Fired Machine Head bassist sues over band business arrangements

By | Published on Wednesday 22 January 2014

Adam Duce

Former Machine Head bassist Adam Duce, fired in February last year, has sued his former bandmates and manager, accusing them of firing him to get a larger cut of band income. He also claims that frontman Robb Flynn was already taking a larger cut of the money earned than had been agreed under their partnership.

The line-up of the band which operated from 2002 to 2013 (when he was fired), featuring Duce, Flynn, guitarist Phil Demmel and drummer David McClain, formed two business entities to manage the band’s income – a general partnership, and a company called Head Machine Touring Inc. Despite an agreement that each member owned 25% of the company, Flynn received a greater proportion of the money, claims Duce.

According to Courthouse News, in his lawsuit, Duce says that despite their albums and tours becoming more successful in the decade before he was fired, he “became concerned with how little income he was receiving, despite the time and hard work put in to developing the band”.

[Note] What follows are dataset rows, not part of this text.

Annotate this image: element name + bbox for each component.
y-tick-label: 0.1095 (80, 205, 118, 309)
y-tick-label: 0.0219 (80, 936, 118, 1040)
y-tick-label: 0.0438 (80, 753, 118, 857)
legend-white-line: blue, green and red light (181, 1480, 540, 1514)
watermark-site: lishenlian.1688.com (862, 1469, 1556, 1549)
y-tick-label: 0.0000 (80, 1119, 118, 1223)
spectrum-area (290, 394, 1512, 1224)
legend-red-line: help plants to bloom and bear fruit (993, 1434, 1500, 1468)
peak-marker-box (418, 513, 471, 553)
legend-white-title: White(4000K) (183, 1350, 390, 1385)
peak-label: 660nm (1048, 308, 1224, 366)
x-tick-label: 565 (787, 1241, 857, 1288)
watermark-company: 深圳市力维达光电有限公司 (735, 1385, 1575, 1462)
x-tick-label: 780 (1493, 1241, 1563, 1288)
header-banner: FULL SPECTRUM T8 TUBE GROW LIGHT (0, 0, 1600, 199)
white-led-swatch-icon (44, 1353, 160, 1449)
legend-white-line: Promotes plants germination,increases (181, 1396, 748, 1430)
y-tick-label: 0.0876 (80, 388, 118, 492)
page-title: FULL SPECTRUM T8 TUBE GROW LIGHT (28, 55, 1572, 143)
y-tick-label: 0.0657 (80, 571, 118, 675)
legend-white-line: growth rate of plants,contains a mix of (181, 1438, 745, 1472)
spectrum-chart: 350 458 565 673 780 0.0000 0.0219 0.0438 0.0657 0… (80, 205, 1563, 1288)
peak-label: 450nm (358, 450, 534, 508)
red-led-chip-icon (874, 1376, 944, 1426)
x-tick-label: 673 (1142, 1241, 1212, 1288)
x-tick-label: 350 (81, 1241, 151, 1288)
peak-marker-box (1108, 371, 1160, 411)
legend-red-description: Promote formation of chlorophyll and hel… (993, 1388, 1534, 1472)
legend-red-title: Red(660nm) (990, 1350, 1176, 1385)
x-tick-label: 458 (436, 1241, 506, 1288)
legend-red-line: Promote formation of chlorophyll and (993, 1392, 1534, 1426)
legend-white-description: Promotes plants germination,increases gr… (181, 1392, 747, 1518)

He claims that he raised his concerns with Flynn and band manager Joseph W Huston, but never received a satisfactory answer. Things came to a head after a European tour, which reportedly earned the band over $3 million. The lawsuit continues: “After receiving very little compensation despite the millions the band was bringing in, plaintiff requested and reviewed the records from the tours. Plaintiff found that Huston, Flynn, and PFM [Provident Financial Management] had squandered money throughout the trip without consulting plaintiff for the vast majority of ‘expenses'”.

After Duce was fired, Flynn published a statement on the band’s website saying that the bassist had “quit Machine Head well over a decade ago. He just never bothered to tell anyone”. Duce disputes this and accuses Flynn of “directly attacking [his] work ethic”. The actual reason for his firing, claims Duce, was that the band were about to sign a new record deal with Nuclear Blast America (also a defendant), and wanted a larger cut of any profits that came from it.

However, says Duce, although he is no longer a member of the band, he still owns a stake in their business interests. But, it’s alleged, he has not received any payments since being fired, and no agreement has been reached regarding his share of future royalties. As well as this, he claims that his likeness has continued to be used for promotional purposes and on the band’s website without permission.

In a long list of complaints, Duce is seeking damages from the band, their management and label for breaching their business agreements, trademark infringement, negligence, defamation, and unfair competition. He also wants the band to be prohibited from using the Machine Head name, on the grounds that, as founder member who was part of the group for over 20 years, it is still strongly associated with his name.